The government of the small island of Aruba (population 120,000) is taking leadership in developing a consensus on obesity prevention and control throughout the Americas, especially regarding children. Dr. Richard Visser, Minister of Health and Sport, is the driving force behind this effort. Last year the Pan American Conference on Obesity (PACO) recommended placing higher priority on actions to prevent obesity, and this year PACO 2, held June 14-16 in Aruba, created a set of recommended interventions. The recommendations are generally consistent with policy and environment approaches described by WHO and the IOM to improve diet and physical activity, with additional focus on health care interventions, use of technology, media campaigns, and inclusion of obesity issues in international trade agreements.

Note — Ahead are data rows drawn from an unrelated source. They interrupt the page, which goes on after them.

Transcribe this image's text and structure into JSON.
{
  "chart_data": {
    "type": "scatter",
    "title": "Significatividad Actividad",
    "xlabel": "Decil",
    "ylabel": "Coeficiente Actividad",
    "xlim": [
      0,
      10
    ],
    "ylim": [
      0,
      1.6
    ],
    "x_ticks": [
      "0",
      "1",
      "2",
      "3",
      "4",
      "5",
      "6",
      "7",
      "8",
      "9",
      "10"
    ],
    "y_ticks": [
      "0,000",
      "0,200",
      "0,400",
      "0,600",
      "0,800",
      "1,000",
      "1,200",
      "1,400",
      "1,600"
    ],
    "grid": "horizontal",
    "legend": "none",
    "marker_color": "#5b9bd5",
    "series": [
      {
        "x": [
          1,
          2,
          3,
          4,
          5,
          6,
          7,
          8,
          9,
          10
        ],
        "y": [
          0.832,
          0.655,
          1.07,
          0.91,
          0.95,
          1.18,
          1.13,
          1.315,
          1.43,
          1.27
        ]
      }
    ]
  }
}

The program covered a wide range of topics. There were workshops on physical activity, economics, dietary guidelines, and school environments that informed the recommendations. Plenary sessions were chaired by Shiriki Kumanyika. The opening speaker was the Prime Minister who said that impressive economic development was not accompanied by improvements in health, social welfare, and quality of life. We learned that Aruba has higher obesity rates than the US at all ages. Plenary talks included a food industry critique (by Kelly Brownell), agriculture policy, genetics, bariatric surgery, a food industry panel, and ehealth. Country representatives from throughout Latin America and the Caribbean reported on progress, and leaders from WHO, PAHO, FAO, CDC and other key organizations spoke.
There were representatives from 25 countries, and several ministers and members of Parliament were in attendance. There appears to be widespread concern about the health and economic effects of obesity in Latin America, along with a determination to make progress. Several countries described impressive actions so far, and it is useful to have this forum for sharing ideas and perhaps stimulating competition among countries.
Other highlights were truly outstanding and creative healthy meals, documentaries produced in Aruba, and a carnaval-themed closing reception, with dancing. Earlier in the week there was a CDC course on Physical Activity and Public Health as well as a short course on Exercise is Medicine. A commitment has been made to hold PACO 3.